After 3 months of storage at 40°C, 75% RH, tablet physical properties remained nearly the same as prior to storage, with friability and disintegration time unchanged. The decrease in moisture content from 1.6 wt% to 0.8 wt% may be a result of secondary drying at the elevated temperature, although this did not impact the handling properties of the FDT.

Each tablet disintegrated in just 0.5 mL of water, maximizing the likelihood of uptake of the full dose by small children, and there were no solid pieces that an infant might detect and expel. As many as 4 tablets (dose units) could be dispersed in volumes as low as 2 mL (<1 teaspoon), allowing a wide dosing range by simply increasing or decreasing the number of tablets in a fixed low volume.

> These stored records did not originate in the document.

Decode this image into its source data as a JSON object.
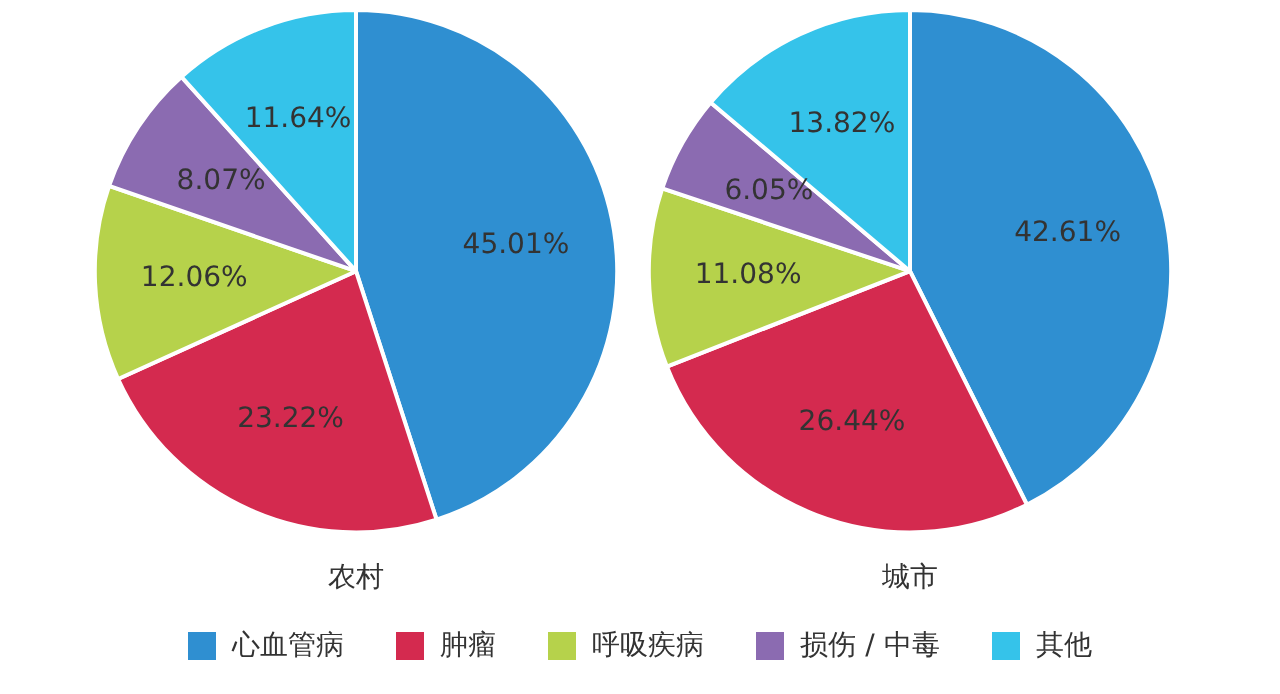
{
  "chart_data": [
    {
      "type": "pie",
      "title": "农村",
      "categories": [
        "心血管病",
        "肿瘤",
        "呼吸疾病",
        "损伤 / 中毒",
        "其他"
      ],
      "values": [
        45.01,
        23.22,
        12.06,
        8.07,
        11.64
      ],
      "value_labels": [
        "45.01%",
        "23.22%",
        "12.06%",
        "8.07%",
        "11.64%"
      ],
      "colors": [
        "#2f8fd1",
        "#d42a4f",
        "#b6d24b",
        "#8b6bb1",
        "#35c3ea"
      ],
      "legend": "bottom"
    },
    {
      "type": "pie",
      "title": "城市",
      "categories": [
        null,
        null,
        null,
        null,
        null
      ],
      "values": [
        42.61,
        26.44,
        11.08,
        6.05,
        13.82
      ],
      "value_labels": [
        "42.61%",
        "26.44%",
        "11.08%",
        "6.05%",
        "13.82%"
      ],
      "colors": [
        "#2f8fd1",
        "#d42a4f",
        "#b6d24b",
        "#8b6bb1",
        "#35c3ea"
      ]
    }
  ]
}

Furthermore, the low volume allows delivering the medication with a spoon, a commonly available implement in most households. Although we tested commercially produced foods, the tablets can be dispersed in milk or any available pureed food. No undesirable physical or chemical interactions between the food and the medicine were detected based on complete drug recovery using HPLC analysis. A question remaining is the taste of the product when dispersed in fluid and presented to children, as it is unclear whether the low volumes of fluid or food are sufficient to mask the bitter taste of the drugs. Palatability studies of the LPV/r FDTs in different fluids and infant foods in rodents have been completed and will be published separately. Rodents are useful models for taste studies based on analysis of lick patterns, and this study will determine whether the taste of the 2 drugs in the FDT dispersed in various foods is sufficiently aversive to alter the normal licking pattern.

These results indicate that the FDT offers flexibility for administering LPV/r across a broad range of age groups, and they suggest potential applicability for other combination ARV medications and for drugs for other disease indications in the pediatric population, especially in low-resource countries.